Am I On Track?

Updated: Mar 30

It's time to take stock of your life goals


Life has been busy. You’ve been working, maybe building a family, and learning a ton of things like how to fix a toilet, cook a meal with what’s left in the fridge, and what your kids might be doing on Snapchat. You’ve gone through life so far doing mostly alright financially but really just winging it when it comes to your money: you have an occasional late payment, you make random contributions to your RRSP, and you opened a TFSA because you’ve heard that’s a good idea. Now you’re pausing to ask yourself, “How am I doing? Am I on track?”


What does “on track” mean for you?


Most people think about retirement savings when they wonder whether they are on track – this makes sense because retirement this is the biggest savings goal of them all.


But there are other things in your life besides retirement. You might want to help your children with their education costs, or you’d like to buy some property outside of the city. Maybe you’d like to give your children money for a down payment. So many competing goals!


Can all of these goals have a place in your life? Maybe yes, maybe no. Better to find out now instead of winging it and hoping it will all work out. Wouldn’t it be great to know what’s possible and what you need to do to get there?


How much do you need for everything you want to do?


Start putting numbers to paper. How much do you need for retirement? For a property purchase? For education? When do you aim to reach these goals? Here’s when getting some help from a financial planner or a financial coach comes in handy. As a coach, I can help you estimate the costs and show you how to account for inflation and investment returns. I can then work the spreadsheets to come up with a savings plan.


Separate your savings into buckets


If all of your savings are lumped in together, how do you know if your savings are on track for each goal? How much of your TFSA money is for retirement? How much is for that piece of property? What if you spend the TFSA money on the property – what does that mean for your retirement savings?
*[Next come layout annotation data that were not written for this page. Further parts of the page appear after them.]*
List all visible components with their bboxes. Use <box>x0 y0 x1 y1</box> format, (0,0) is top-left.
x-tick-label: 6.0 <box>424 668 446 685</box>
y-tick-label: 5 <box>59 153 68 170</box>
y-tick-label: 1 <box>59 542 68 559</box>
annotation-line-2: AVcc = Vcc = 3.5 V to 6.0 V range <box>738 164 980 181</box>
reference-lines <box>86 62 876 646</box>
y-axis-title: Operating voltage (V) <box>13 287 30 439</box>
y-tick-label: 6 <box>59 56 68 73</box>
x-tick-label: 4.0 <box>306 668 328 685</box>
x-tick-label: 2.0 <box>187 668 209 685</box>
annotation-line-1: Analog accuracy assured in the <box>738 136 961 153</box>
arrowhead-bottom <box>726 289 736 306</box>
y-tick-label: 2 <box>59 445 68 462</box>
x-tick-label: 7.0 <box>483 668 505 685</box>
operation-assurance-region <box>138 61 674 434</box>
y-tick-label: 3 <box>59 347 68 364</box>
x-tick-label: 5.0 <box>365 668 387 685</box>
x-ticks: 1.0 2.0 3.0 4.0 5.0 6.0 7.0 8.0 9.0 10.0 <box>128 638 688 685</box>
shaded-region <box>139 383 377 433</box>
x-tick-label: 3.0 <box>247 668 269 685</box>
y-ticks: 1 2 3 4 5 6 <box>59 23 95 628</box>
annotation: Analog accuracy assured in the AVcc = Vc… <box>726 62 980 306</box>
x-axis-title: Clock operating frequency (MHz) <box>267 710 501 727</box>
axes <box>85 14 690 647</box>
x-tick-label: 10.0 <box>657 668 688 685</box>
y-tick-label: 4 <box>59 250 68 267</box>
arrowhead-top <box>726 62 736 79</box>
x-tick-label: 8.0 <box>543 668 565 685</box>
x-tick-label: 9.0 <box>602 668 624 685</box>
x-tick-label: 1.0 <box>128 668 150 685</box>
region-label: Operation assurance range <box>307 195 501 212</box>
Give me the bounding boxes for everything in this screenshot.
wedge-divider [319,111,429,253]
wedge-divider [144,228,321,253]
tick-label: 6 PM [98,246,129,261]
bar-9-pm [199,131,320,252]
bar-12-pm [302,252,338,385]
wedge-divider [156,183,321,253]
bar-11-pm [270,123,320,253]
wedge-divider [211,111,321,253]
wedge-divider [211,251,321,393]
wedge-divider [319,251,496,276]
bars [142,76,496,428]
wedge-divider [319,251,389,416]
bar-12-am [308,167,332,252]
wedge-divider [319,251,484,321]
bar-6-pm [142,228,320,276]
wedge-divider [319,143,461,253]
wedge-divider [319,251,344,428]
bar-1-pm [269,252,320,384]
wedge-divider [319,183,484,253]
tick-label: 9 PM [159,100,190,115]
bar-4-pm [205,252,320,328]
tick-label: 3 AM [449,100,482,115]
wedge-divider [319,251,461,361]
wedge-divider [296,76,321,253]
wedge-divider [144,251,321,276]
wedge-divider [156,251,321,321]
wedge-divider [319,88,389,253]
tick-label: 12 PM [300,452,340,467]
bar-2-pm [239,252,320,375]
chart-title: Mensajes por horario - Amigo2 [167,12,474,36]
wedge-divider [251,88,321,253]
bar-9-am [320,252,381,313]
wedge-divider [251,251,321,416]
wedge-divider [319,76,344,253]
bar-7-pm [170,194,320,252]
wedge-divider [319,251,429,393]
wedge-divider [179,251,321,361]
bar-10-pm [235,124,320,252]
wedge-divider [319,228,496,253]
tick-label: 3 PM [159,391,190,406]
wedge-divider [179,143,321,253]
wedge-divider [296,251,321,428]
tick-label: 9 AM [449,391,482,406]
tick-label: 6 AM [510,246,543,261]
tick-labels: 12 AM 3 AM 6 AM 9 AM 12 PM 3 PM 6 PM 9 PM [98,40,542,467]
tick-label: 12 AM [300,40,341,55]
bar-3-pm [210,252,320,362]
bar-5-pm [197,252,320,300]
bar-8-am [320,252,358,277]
Having an account for each goal allows you to see how you’re progressing. You can always move money from one account to another if things change. It’s encouraging to check your accounts and see that you are getting closer to a goal.


Getting organized


Spreadsheets are the most essential tool in the financial planning toolbox. They are like a canvas for the artist and Google Maps for the Uber driver. There’s no better way to track and analyze your finances. There are many apps available to help you track your spending, for example, but a spreadsheet is totally customizable and flexible. You can make it do pretty much whatever you want. It’s easy to learn the basics of using spreadsheets, and a skill well-worth acquiring. (Read more here about my “Learn to use spreadsheets” workshop.)


Below I’ve put together an example of how you can use spreadsheets to organize your goals. Assume you have three savings goals: education, down payment and retirement. Each goal has a time horizon attached to it and a monthly savings amount. The table on the left is the haphazard approach to savings – the table on the right shows you how to set up accounts to allocate your savings to specific goals.


With these goals laid out, you can figure out whether saving $1,725 a month is realistic for you in light of your income, expenses and spending habits. If not, we can adjust the time horizon for buying a property or retiring and see if that’s a more realistic goal for you. Or, we can build a spending tracker (in a spreadsheet, of course) and see where you might be able to cut down on spending and save more.



This is just one way to use spreadsheets in financial planning. Click here to read more about The Planner, my proprietary spreadsheet developed for Clarity. With the planner, you get a customized summary and analysis of your financial life - and you get your own copy to keep forever when you’re a Clarity client.


Your personal instruction booklet


Knowing whether you are on track, whether your goals and dreams are achievable, and what you need to do to get there will serve as a set of instructions for the coming years. Follow the instructions, and the thing will get built. Spending some time and money on figuring it out and getting the plan set up is time and money well worth spending.